A dreamy chocolate linen from my stash wanted to be a summer neutral, but needed a little something to tame the rich color. Something like the fab-u-lous mud cloth I bought somewhere at sometime in the past that I can’t quite remember. It’s history didn’t matter the moment I attached the skirt to the waistband. The two fabrics were so right for each other, you’d think they’d met on eHarmony instead of in my sewing room.

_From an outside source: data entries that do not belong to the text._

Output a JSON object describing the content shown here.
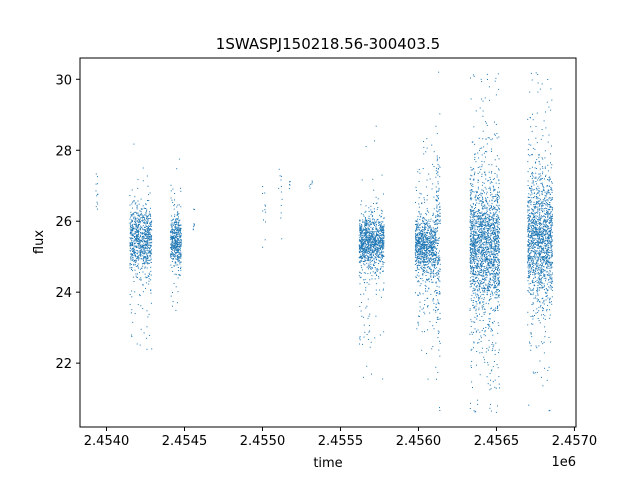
{
  "chart_data": {
    "type": "scatter",
    "title": "1SWASPJ150218.56-300403.5",
    "xlabel": "time",
    "ylabel": "flux",
    "x_offset_label": "1e6",
    "xlim": [
      2453830,
      2457010
    ],
    "ylim": [
      20.2,
      30.6
    ],
    "x_ticks": [
      2454000,
      2454500,
      2455000,
      2455500,
      2456000,
      2456500,
      2457000
    ],
    "x_tick_labels": [
      "2.4540",
      "2.4545",
      "2.4550",
      "2.4555",
      "2.4560",
      "2.4565",
      "2.4570"
    ],
    "y_ticks": [
      22,
      24,
      26,
      28,
      30
    ],
    "y_tick_labels": [
      "22",
      "24",
      "26",
      "28",
      "30"
    ],
    "grid": false,
    "marker_color": "#1f77b4",
    "series": [
      {
        "clusters": [
          {
            "x0": 2453930,
            "x1": 2453945,
            "center": 26.9,
            "sd": 0.35,
            "n": 12
          },
          {
            "x0": 2454150,
            "x1": 2454290,
            "center": 25.5,
            "sd": 0.45,
            "n": 700
          },
          {
            "x0": 2454150,
            "x1": 2454290,
            "center": 24.7,
            "sd": 1.1,
            "n": 120
          },
          {
            "x0": 2454410,
            "x1": 2454480,
            "center": 25.4,
            "sd": 0.35,
            "n": 400
          },
          {
            "x0": 2454410,
            "x1": 2454480,
            "center": 25.6,
            "sd": 1.0,
            "n": 60
          },
          {
            "x0": 2454555,
            "x1": 2454565,
            "center": 25.9,
            "sd": 0.2,
            "n": 8
          },
          {
            "x0": 2455000,
            "x1": 2455020,
            "center": 26.3,
            "sd": 0.45,
            "n": 12
          },
          {
            "x0": 2455100,
            "x1": 2455130,
            "center": 26.7,
            "sd": 0.5,
            "n": 12
          },
          {
            "x0": 2455170,
            "x1": 2455180,
            "center": 27.0,
            "sd": 0.15,
            "n": 5
          },
          {
            "x0": 2455300,
            "x1": 2455320,
            "center": 27.0,
            "sd": 0.15,
            "n": 6
          },
          {
            "x0": 2455620,
            "x1": 2455780,
            "center": 25.4,
            "sd": 0.35,
            "n": 900
          },
          {
            "x0": 2455620,
            "x1": 2455780,
            "center": 25.0,
            "sd": 1.3,
            "n": 160
          },
          {
            "x0": 2455980,
            "x1": 2456110,
            "center": 25.3,
            "sd": 0.4,
            "n": 700
          },
          {
            "x0": 2455980,
            "x1": 2456110,
            "center": 25.0,
            "sd": 1.4,
            "n": 200
          },
          {
            "x0": 2456110,
            "x1": 2456140,
            "center": 25.3,
            "sd": 1.5,
            "n": 200
          },
          {
            "x0": 2456330,
            "x1": 2456520,
            "center": 25.3,
            "sd": 0.8,
            "n": 1400
          },
          {
            "x0": 2456330,
            "x1": 2456520,
            "center": 25.3,
            "sd": 2.2,
            "n": 500
          },
          {
            "x0": 2456700,
            "x1": 2456860,
            "center": 25.5,
            "sd": 0.8,
            "n": 1100
          },
          {
            "x0": 2456700,
            "x1": 2456860,
            "center": 25.5,
            "sd": 2.0,
            "n": 400
          }
        ]
      }
    ]
  }
}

The mud cloth has a canvas weight, so interfacing wasn’t necessary, but the two-inch waistband could’ve used more support, maybe even boning at the side seams or hidden elastic that would act kinda like a snugly interlining to keep it from collapsing. I fastened it at center back with a zipper and a massive sew-on snap. I love the look and novelty of it, but after a hearty meal, that snap has been known to randomly pop open like a jack in the box (scaring the snap out of me), so I think I’ll go back to boring, more predictably behaving closures.
The volume of this skirt is what I love most about it. It’s also what I have to get used to so I don’t end up face-planting. Maybe I can help someone appreciate the awesomeness of a handmade skirt instead of being distracted and (possibly entertained) by its uncoordinated wearer.